Ce portail présente les six scènes obligées de la Génèse :

  • 0) création du Monde (ici les animaux) ;
  • 1) création de l’Homme ;
  • 2) création d’Eve à partir de la côte d’Adam ;
  • 3) Adam et Eve autour de l’Arbre
  • 4) L’expulsion du Paradis
  • 5) Adam et Eve condamnés au travail.

Notons que toutes ces scènes sont inversibles, sauf une : dans la scène 4, l’Ange est toujours à gauche, de manière à ce que le sens de l’Expulsion corresponde avec le sens de la lecture.
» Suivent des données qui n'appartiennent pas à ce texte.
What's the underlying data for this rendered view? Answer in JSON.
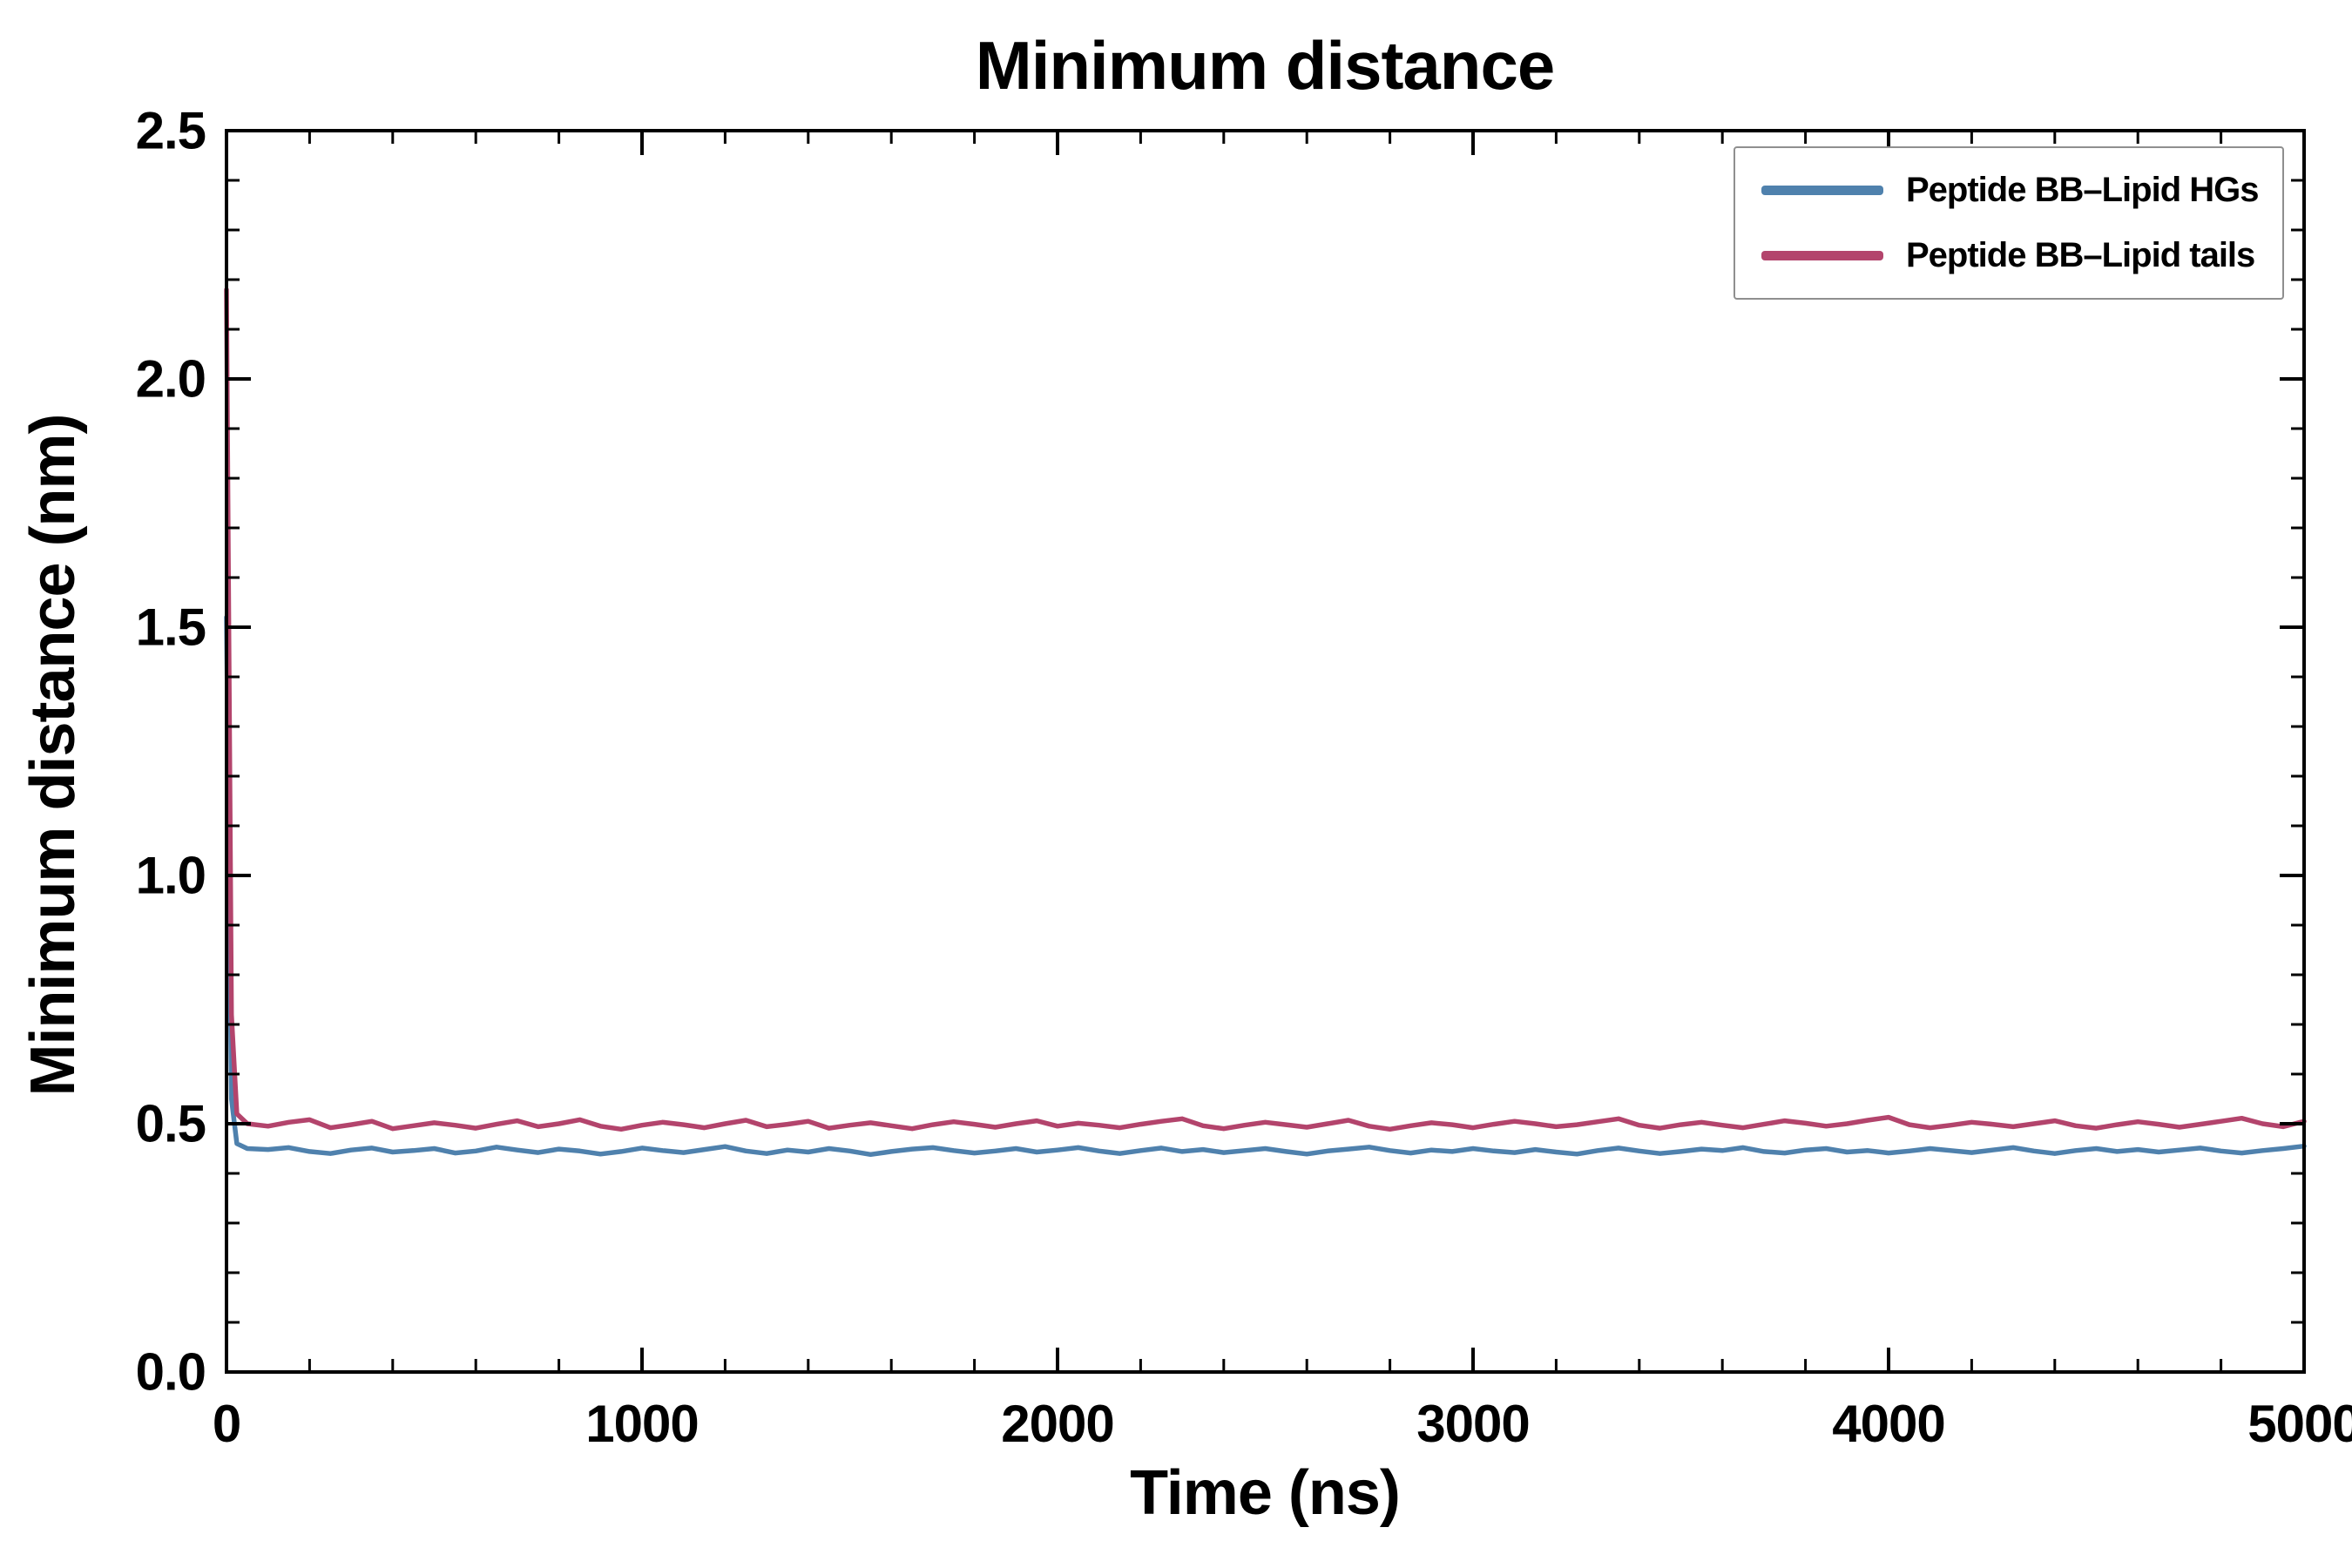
{
  "title": "Minimum distance",
  "axes": {
    "xlabel": "Time (ns)",
    "ylabel": "Minimum distance (nm)"
  },
  "chart_data": {
    "type": "line",
    "title": "Minimum distance",
    "xlabel": "Time (ns)",
    "ylabel": "Minimum distance (nm)",
    "xlim": [
      0,
      5000
    ],
    "ylim": [
      0,
      2.5
    ],
    "grid": false,
    "legend_position": "upper right",
    "x_major_ticks": [
      0,
      1000,
      2000,
      3000,
      4000,
      5000
    ],
    "x_tick_labels": [
      "0",
      "1000",
      "2000",
      "3000",
      "4000",
      "5000"
    ],
    "y_major_ticks": [
      0,
      0.5,
      1.0,
      1.5,
      2.0,
      2.5
    ],
    "y_tick_labels": [
      "0.0",
      "0.5",
      "1.0",
      "1.5",
      "2.0",
      "2.5"
    ],
    "x_minor_step": 200,
    "y_minor_step": 0.1,
    "x": [
      0,
      12,
      25,
      50,
      100,
      150,
      200,
      250,
      300,
      350,
      400,
      450,
      500,
      550,
      600,
      650,
      700,
      750,
      800,
      850,
      900,
      950,
      1000,
      1050,
      1100,
      1150,
      1200,
      1250,
      1300,
      1350,
      1400,
      1450,
      1500,
      1550,
      1600,
      1650,
      1700,
      1750,
      1800,
      1850,
      1900,
      1950,
      2000,
      2050,
      2100,
      2150,
      2200,
      2250,
      2300,
      2350,
      2400,
      2450,
      2500,
      2550,
      2600,
      2650,
      2700,
      2750,
      2800,
      2850,
      2900,
      2950,
      3000,
      3050,
      3100,
      3150,
      3200,
      3250,
      3300,
      3350,
      3400,
      3450,
      3500,
      3550,
      3600,
      3650,
      3700,
      3750,
      3800,
      3850,
      3900,
      3950,
      4000,
      4050,
      4100,
      4150,
      4200,
      4250,
      4300,
      4350,
      4400,
      4450,
      4500,
      4550,
      4600,
      4650,
      4700,
      4750,
      4800,
      4850,
      4900,
      4950,
      5000
    ],
    "series": [
      {
        "name": "Peptide BB–Lipid HGs",
        "color": "#4f81ad",
        "y": [
          1.52,
          0.55,
          0.46,
          0.45,
          0.448,
          0.452,
          0.444,
          0.44,
          0.447,
          0.451,
          0.443,
          0.446,
          0.45,
          0.441,
          0.445,
          0.453,
          0.447,
          0.442,
          0.449,
          0.445,
          0.439,
          0.444,
          0.451,
          0.446,
          0.442,
          0.448,
          0.454,
          0.445,
          0.44,
          0.447,
          0.443,
          0.45,
          0.445,
          0.438,
          0.444,
          0.449,
          0.452,
          0.446,
          0.441,
          0.445,
          0.45,
          0.443,
          0.447,
          0.452,
          0.445,
          0.44,
          0.446,
          0.451,
          0.444,
          0.448,
          0.442,
          0.446,
          0.45,
          0.444,
          0.439,
          0.445,
          0.449,
          0.453,
          0.446,
          0.441,
          0.447,
          0.444,
          0.45,
          0.445,
          0.442,
          0.448,
          0.443,
          0.439,
          0.446,
          0.451,
          0.445,
          0.44,
          0.444,
          0.449,
          0.446,
          0.452,
          0.444,
          0.441,
          0.447,
          0.45,
          0.443,
          0.446,
          0.441,
          0.445,
          0.45,
          0.446,
          0.442,
          0.447,
          0.452,
          0.445,
          0.44,
          0.446,
          0.45,
          0.444,
          0.448,
          0.443,
          0.447,
          0.451,
          0.445,
          0.441,
          0.446,
          0.45,
          0.455
        ]
      },
      {
        "name": "Peptide BB–Lipid tails",
        "color": "#b3446c",
        "y": [
          2.18,
          0.72,
          0.52,
          0.5,
          0.495,
          0.503,
          0.508,
          0.492,
          0.498,
          0.505,
          0.49,
          0.496,
          0.502,
          0.497,
          0.491,
          0.499,
          0.506,
          0.494,
          0.5,
          0.508,
          0.495,
          0.489,
          0.497,
          0.503,
          0.498,
          0.492,
          0.5,
          0.507,
          0.494,
          0.499,
          0.505,
          0.491,
          0.497,
          0.502,
          0.496,
          0.49,
          0.498,
          0.504,
          0.499,
          0.493,
          0.5,
          0.506,
          0.495,
          0.501,
          0.497,
          0.492,
          0.499,
          0.505,
          0.51,
          0.496,
          0.49,
          0.497,
          0.503,
          0.498,
          0.493,
          0.5,
          0.507,
          0.495,
          0.489,
          0.496,
          0.502,
          0.498,
          0.492,
          0.499,
          0.505,
          0.5,
          0.494,
          0.498,
          0.504,
          0.51,
          0.497,
          0.491,
          0.498,
          0.503,
          0.497,
          0.492,
          0.499,
          0.506,
          0.501,
          0.495,
          0.5,
          0.507,
          0.513,
          0.498,
          0.492,
          0.497,
          0.503,
          0.499,
          0.494,
          0.5,
          0.506,
          0.496,
          0.491,
          0.498,
          0.504,
          0.499,
          0.493,
          0.499,
          0.505,
          0.511,
          0.5,
          0.494,
          0.505
        ]
      }
    ]
  }
}
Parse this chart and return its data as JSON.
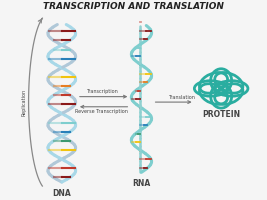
{
  "title": "TRANSCRIPTION AND TRANSLATION",
  "title_fontsize": 6.5,
  "title_style": "italic",
  "title_weight": "bold",
  "bg_color": "#f5f5f5",
  "dna_label": "DNA",
  "rna_label": "RNA",
  "protein_label": "PROTEIN",
  "label_fontsize": 5.5,
  "label_weight": "bold",
  "replication_label": "Replication",
  "transcription_label": "Transcription",
  "reverse_label": "Reverse Transcription",
  "translation_label": "Translation",
  "arrow_label_fontsize": 3.5,
  "strand_color1": "#a8d8e8",
  "strand_color2": "#b0c8d8",
  "rna_strand_color": "#7ecece",
  "rna_straight_color": "#90d0d0",
  "protein_color": "#2aada0",
  "rung_colors": [
    "#8b1a1a",
    "#c0392b",
    "#e67e22",
    "#f1c40f",
    "#3d9970",
    "#2980b9",
    "#7ecece",
    "#8b1a1a"
  ],
  "arrow_color": "#777777",
  "replication_arrow_color": "#888888",
  "text_color": "#444444"
}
Et Adam s’interpose toujours entre Eve et l’Ange, afin de la protéger.

Moyennant cette contrainte, on voit que maître Nicolaus a choisi d’organiser ses scènes selon une symétrie d’ensemble rigoureuse :

  • la figure d’autorité, Dieu ou l’Ange (en jaune) est toujours à l’extérieur ;
  • l’ordre masculin-féminin s’inverse de part et d’autre de l’axe vertical.

En raison de cette symétrie, la scène de la Tentation, qui fait pendant à la Création d’Eve, n’est pas inversée.


1185 -1195 Psaultier de Cantorbery schemaPsautier de Cantorbery, 1185 -1195, BnF, Mss., Latin 8846

Ici la lecture s’effectue de haut en bas, et une scène supplémentaire a été introduite :

  • 2a) Dieu interdit à toucher à l’arbre.

Dans cette scène comme dans l’Expulsion, c’est toujours le Chef de famille qui s’interpose entre l’Autorité et la Femme.

Ici l’enlumineur a choisi pour cette scène de placer Dieu à gauche, ce qui crée un effet d‘opposition (flèche rouge) entre l’Interdiction et l’Expulsion.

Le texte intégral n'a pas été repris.